Answering student questions

Answering student questions

di Lejla Dzanko -
Numero di risposte: 1

Dear all,

a reminder that if you have questions about the code in general, you should ask them here as that way you might receive an answer faster and also others can benefit from the answer.

Questions specific to your project can be sent via email or posted here if you'd like.

I am going to post a few questions I got via email:


  • For some reason  I cannot search for tweets prior to November 23rd 2022

In Lab 1 we used the recent search API that can only access data from the last week. I talked about the limitations of different access levels in class. In order to collect data from any point in time, you should try applying for Academic research access. You can read a guide written by your classmate on how to do it in the Student forum of the website.
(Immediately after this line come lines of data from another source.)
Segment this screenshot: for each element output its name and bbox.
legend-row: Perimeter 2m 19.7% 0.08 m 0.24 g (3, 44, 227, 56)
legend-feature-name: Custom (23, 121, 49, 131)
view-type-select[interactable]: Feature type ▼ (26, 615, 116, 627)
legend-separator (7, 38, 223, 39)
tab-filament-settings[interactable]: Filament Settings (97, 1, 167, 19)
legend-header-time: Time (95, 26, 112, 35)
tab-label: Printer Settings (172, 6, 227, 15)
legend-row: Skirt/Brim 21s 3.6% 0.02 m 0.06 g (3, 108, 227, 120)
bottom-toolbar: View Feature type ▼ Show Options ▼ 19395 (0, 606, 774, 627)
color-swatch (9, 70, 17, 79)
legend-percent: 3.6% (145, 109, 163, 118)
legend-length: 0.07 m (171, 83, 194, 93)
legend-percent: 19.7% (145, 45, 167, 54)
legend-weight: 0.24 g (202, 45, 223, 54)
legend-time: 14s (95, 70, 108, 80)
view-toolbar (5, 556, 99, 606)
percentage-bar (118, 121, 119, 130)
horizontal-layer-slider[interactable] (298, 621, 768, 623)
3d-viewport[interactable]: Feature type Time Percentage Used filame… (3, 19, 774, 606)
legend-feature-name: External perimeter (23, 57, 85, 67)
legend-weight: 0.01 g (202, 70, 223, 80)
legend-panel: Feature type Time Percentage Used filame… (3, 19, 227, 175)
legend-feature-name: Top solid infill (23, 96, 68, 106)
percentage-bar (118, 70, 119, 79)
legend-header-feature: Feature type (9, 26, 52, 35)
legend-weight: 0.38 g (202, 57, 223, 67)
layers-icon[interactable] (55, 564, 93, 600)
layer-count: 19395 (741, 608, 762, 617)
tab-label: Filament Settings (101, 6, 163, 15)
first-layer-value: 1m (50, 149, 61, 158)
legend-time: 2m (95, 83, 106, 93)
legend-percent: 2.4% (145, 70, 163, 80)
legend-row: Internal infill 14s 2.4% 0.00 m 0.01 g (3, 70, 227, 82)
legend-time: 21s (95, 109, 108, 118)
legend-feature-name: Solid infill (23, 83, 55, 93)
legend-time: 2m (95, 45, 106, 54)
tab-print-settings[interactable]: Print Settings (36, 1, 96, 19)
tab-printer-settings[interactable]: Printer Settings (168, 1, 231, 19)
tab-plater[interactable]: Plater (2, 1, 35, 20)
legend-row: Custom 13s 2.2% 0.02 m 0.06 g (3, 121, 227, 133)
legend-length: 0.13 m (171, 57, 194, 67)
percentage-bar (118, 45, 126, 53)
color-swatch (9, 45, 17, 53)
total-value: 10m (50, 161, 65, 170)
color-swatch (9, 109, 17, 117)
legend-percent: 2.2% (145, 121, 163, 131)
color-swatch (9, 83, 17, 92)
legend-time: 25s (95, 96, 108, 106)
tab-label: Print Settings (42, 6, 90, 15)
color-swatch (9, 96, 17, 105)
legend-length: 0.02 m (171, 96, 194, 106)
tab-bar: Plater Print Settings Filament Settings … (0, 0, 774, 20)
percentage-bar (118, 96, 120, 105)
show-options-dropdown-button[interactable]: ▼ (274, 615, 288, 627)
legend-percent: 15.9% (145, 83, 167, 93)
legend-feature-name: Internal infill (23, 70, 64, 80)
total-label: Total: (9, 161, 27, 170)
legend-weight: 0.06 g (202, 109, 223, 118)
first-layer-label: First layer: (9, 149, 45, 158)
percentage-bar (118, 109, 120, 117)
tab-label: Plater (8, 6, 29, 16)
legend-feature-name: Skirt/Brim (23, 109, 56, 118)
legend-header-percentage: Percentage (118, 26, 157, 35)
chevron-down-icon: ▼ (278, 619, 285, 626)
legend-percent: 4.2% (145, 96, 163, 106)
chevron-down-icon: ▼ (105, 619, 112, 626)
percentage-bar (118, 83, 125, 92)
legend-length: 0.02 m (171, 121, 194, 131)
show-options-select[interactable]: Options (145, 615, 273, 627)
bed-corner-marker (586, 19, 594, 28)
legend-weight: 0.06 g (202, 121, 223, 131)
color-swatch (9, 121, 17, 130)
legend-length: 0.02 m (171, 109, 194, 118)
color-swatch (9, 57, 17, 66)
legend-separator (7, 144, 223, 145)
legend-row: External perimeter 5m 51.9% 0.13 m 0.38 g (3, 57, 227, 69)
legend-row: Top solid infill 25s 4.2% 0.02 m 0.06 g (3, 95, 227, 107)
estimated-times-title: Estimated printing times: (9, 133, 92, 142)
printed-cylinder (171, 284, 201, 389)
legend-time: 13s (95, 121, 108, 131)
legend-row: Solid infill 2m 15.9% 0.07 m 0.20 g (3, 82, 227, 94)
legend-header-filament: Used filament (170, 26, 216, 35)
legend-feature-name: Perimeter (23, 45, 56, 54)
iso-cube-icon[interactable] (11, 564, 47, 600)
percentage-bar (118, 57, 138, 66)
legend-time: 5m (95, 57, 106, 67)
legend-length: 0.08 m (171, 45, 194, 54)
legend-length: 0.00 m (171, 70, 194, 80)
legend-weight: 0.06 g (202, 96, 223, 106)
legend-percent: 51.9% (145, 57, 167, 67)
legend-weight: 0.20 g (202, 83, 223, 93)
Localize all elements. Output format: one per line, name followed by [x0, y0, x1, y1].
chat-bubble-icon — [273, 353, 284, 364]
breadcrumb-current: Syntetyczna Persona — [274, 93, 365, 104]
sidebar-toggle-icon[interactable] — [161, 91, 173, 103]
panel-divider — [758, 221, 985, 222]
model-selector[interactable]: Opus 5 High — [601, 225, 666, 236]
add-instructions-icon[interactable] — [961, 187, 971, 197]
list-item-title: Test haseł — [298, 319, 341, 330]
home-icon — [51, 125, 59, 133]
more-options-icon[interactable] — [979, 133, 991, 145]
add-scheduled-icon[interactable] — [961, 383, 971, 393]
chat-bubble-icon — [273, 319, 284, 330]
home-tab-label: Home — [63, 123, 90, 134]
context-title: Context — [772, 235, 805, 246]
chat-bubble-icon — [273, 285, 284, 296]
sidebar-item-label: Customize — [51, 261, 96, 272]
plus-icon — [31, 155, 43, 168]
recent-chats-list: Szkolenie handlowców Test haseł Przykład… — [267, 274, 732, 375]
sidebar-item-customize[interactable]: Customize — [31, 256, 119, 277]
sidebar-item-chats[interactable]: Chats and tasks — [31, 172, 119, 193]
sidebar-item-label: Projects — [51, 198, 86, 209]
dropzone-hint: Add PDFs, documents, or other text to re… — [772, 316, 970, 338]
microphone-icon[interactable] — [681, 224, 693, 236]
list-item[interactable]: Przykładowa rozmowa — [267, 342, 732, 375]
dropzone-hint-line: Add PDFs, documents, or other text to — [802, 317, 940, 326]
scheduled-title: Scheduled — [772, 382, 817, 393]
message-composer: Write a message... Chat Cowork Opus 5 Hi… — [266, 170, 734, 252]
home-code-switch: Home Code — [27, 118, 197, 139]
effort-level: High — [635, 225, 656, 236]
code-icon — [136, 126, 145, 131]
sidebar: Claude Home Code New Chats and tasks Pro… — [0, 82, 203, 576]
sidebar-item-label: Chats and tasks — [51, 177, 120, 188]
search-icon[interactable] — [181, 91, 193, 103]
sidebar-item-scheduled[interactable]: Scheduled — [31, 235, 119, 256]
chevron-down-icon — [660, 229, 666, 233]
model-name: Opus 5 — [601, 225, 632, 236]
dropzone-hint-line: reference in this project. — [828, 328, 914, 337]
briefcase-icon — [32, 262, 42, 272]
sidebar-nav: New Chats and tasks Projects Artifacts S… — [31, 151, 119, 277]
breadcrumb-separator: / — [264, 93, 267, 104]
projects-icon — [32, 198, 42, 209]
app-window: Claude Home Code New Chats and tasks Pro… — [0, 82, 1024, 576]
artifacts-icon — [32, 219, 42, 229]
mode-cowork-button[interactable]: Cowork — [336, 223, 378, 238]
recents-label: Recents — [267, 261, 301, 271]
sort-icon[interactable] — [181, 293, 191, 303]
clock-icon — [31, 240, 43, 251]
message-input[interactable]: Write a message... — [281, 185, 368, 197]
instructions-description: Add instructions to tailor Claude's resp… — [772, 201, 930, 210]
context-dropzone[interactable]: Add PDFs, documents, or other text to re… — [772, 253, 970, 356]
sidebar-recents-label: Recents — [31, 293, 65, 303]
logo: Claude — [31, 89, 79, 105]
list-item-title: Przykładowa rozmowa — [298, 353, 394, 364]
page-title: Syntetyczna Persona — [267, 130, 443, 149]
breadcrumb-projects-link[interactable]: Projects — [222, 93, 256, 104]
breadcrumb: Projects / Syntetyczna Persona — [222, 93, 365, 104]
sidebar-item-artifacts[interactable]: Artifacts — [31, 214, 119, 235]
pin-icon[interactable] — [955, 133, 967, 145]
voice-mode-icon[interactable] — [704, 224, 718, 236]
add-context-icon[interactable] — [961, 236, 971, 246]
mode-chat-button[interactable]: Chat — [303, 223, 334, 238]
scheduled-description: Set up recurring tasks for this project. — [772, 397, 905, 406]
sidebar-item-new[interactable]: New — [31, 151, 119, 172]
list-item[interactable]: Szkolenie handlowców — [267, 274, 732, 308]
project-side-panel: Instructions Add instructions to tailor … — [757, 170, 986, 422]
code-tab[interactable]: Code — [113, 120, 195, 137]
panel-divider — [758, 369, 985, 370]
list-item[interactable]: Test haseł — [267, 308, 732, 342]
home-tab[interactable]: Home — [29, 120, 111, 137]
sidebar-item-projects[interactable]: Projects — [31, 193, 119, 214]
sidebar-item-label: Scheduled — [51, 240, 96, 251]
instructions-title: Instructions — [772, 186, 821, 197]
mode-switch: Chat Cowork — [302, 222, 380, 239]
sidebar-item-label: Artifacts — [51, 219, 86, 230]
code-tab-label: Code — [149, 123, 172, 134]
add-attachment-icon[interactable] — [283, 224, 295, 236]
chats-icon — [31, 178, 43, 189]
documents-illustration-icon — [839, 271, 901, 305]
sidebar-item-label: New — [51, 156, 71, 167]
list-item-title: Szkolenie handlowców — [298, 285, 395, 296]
  • Is there a way to put a limit on how many tweets we want, being that the topic is very talked about and the code ran for almost an hour getting tweets within a 24 hour period?
What you can do is:
  1. change the code so it does not paginate until the end of results, currently it runs as long as there is a "next_token" in the response but you can choose to stop it after the first, second or n-th time so if you collect data day-by-day you'd get <=500 tweets from each day
  2. use smaller time periods (f.e, one hour. ten minutes, etc)
  • We wanted to know that is the number of the hashtag are important? Is it good to choose a general topic or a specific name? Can we use just a part of a specific hashtag or we should take all of it?
Once you pick out a topic, you can search for it using Twitter (manually, here: https://twitter.com/explore) and see what hashtags people are using when talking about it. I would say that the number of hashtags is not important, as long as they are relevant. You should use hashtags the way they appear in the tweets. You can also do a trial run (collect tweets from few key points, but use the approach I mentioned above, i.e do not download all results, but just a sample, 500 tweets per day or so) and then extract the hashtags like we did in Lab2 and rank them (by frequency/degree or by PageRank). That would give you a good idea on which hastags to include. Btw, you also don't have to use hashtags. It can be a keyword or you can search for tweets posted by a specific account, etc, etc.

Ciao,
L.